The European Central Bank lived up to its expectations and raised interest rates by 0.5% to 3.5% despite the Credit Suisse crisis. The European body clearly understands that its mission is to bring inflation down to 2% in the medium term. The latest available data show that the consumer price index ended February at 8.5%, which remains at its highest levels. This week was marked by the Credit Suisse banking crisis, which caused an earthquake in the European banking system.

In a statement, the supervisory authority assured that the Governing Council is monitoring market tensions and is ready to respond as necessary to maintain price stability and financial stability in the euro area. “The banking sector in the area is resilient and has a solid capital and liquidity position”the statement says.

It is also emphasized that the ECB has all the necessary tools to support banks. “We have all the necessary monetary policy tools to support the liquidity of the financial system. euro area, if necessary, and maintain a smooth transition of monetary policy,” he notes.

The ECB was reluctant to abandon its roadmap and continued on the path it started eight months ago with the first rate hike in eleven years. Before the Silicon Valley and Credit Suisse crisis hit, the ECB was determined to raise rates by 50 basis points to fight inflation. The goal of the organization is to place it at the level of 2%, and this is a goal that has been set despite a possible economic recession in the eurozone. However, the collapse of the Swiss bank targeted the European body, which decided to make it clear that there was no risk of contagion.

This Wednesday, Credit Suisse collapsed on the stock market by 25% and infected the rest of European banks. This forced the ECB to ask all institutions for their risk in a Swiss bank. In the case of Spanish banks, the risk does not matter, so “there will not be a big panic.”

economic forecasts

At this meeting, the ECB is also reviewing its macroeconomic forecasts for the euro area. These new forecasts were made before the recent banking crises. ECB experts expect inflation to reach 5.3% in 2023. one percentage point below the previous forecast of 6.3%. CPI closed February at 8.5%.

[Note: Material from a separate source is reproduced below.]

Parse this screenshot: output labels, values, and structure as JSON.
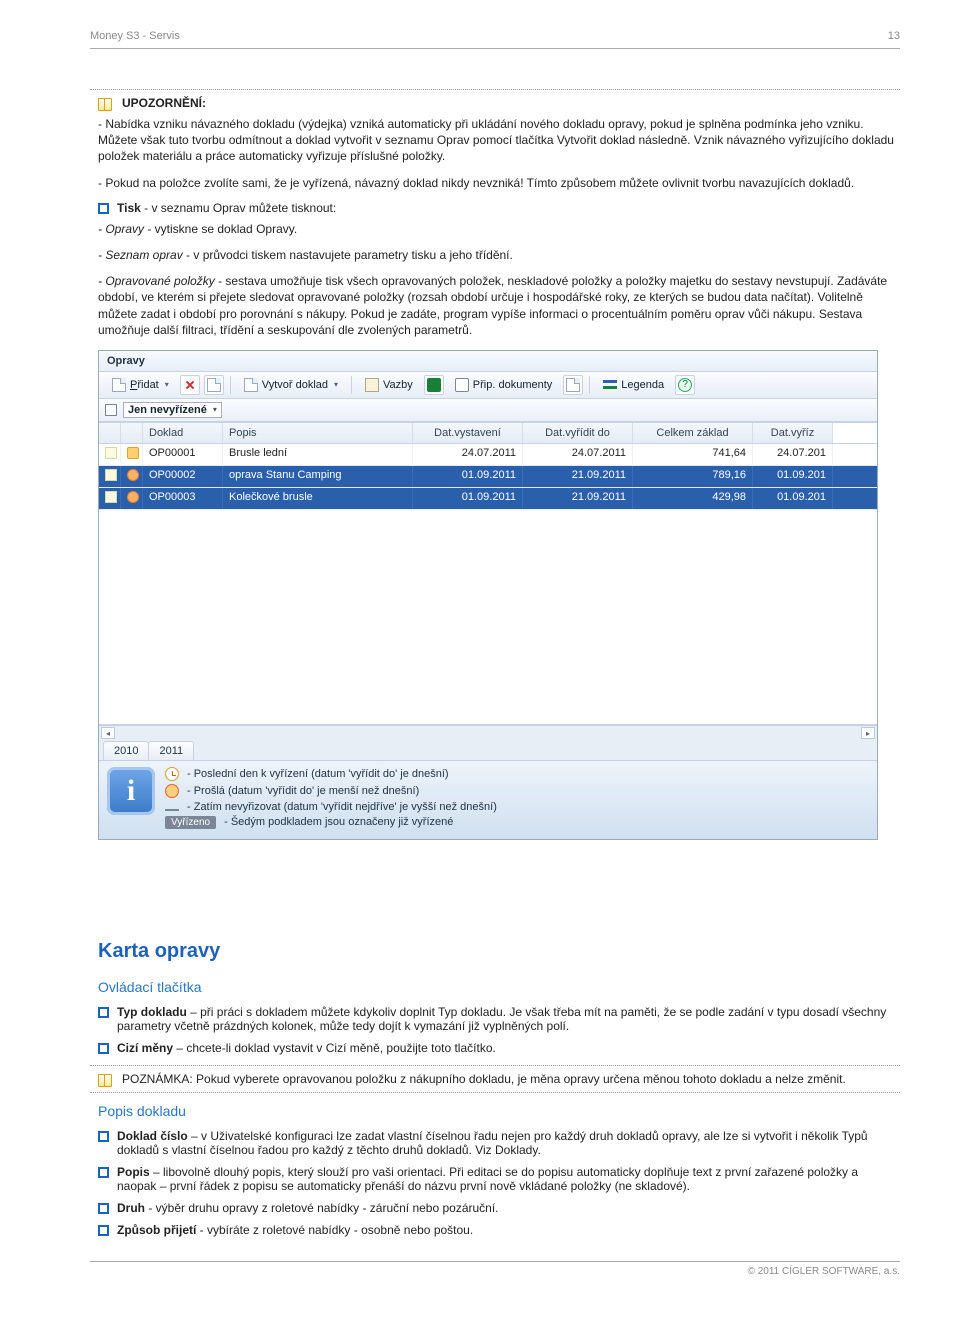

However, inflation will not reach the ECB target until 2025, as predicted at previous meetings, when it will be 2.1%. For 2024, the inflation forecast is 2.9%.

“At the same time, underlying inflationary pressures remain strong,” they said in a statement. Inflation excluding energy and food continued to rise in February, and ECB experts expect it to average 4.6% in 2023, higher than expected in December forecasts. Subsequently, will fall to 2.5% in 2024 and to 2.2% in 2025.in the context of the fading of upward pressures from previous supply shocks and the recovery of the economy, as monetary tightening increasingly constrains demand.

As for growth, ECB expects Eurozone GDP to grow by 1% as a result of both falling energy prices and greater resilience of the economy in the face of challenging international conditions. ECB experts expect growth to pick up further, hitting 1.6% in both 2024 and 2025, thanks to the strength of the labor market, rising confidence and a recovery in real incomes. At the same time, growth recovery in 2024 and 2025 is weaker than forecast in December, “due to monetary tightening.”